Exercise for Diabetics
Regular exercise can help you to maintain a healthy weight as well as giving you a host of other benefits. The government currently recommends that you take 30 minutes of exercise 5 times a week to help keep your body healthy. There are many benefits to taking aerobic exercise for type 1 and 2 diabetics. Exercise decreases body fat, cholesterol, helps to lower blood pressure and can also increase your sensitivity to insulin. Whereas aerobic exercise can help, anaerobic exercise such as weightlifting can sometime exacerbate problems, as it causes large increases in blood pressure that can lead to further problems. These can include the rupture of blood vessels that have been weakened by already elevated blood pressure.

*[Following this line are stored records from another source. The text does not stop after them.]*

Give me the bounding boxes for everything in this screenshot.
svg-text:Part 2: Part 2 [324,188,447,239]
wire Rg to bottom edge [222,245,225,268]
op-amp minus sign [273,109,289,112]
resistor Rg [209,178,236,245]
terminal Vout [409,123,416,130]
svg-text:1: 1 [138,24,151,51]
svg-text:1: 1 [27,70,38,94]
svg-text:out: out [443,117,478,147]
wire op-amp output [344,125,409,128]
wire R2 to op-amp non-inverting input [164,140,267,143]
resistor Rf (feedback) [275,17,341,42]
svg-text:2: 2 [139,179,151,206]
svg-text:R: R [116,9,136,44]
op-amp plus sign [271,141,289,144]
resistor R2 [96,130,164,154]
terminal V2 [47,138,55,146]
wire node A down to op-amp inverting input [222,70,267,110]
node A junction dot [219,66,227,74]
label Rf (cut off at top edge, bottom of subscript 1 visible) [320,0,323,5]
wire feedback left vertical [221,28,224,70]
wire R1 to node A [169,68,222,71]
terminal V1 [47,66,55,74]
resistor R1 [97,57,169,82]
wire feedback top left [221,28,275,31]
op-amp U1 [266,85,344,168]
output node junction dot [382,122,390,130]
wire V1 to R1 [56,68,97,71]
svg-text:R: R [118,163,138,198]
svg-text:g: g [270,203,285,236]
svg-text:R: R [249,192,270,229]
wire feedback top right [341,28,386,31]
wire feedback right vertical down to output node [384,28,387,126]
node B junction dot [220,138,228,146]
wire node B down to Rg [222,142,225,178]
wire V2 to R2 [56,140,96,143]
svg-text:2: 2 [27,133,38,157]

As with any type of activity, your body needs large amounts of energy during exercise. This energy comes from the breakdown of glucose that is circulating in your blood, or that has been stored in the liver or muscle. During exercise, the levels of glucose in your blood can fluctuate wildly, so it is important that if you suffer from diabetes you take some precautions and consult your local GP before starting an exercise program. Some recommendations are:
- Make sure you check your blood sugar levels throughout exercise
- Only exercise if your blood glucose is within a range of 100 to 300 mg/dL
- Inject your insulin into a muscle you will not be exercising
- Avoid any drugs that can cause hypoglycaemia
- Avoid alcohol
- Make sure you have eaten enough carbohydrates prior to and during exercise
- Keep some sugary snacks with you for if you feel faint
- Ensure you have adequate clothing and footwear
These are some general guidelines that can help you exercise safely. Your dietician and specialist doctors will be able to give you further information before you start exercising.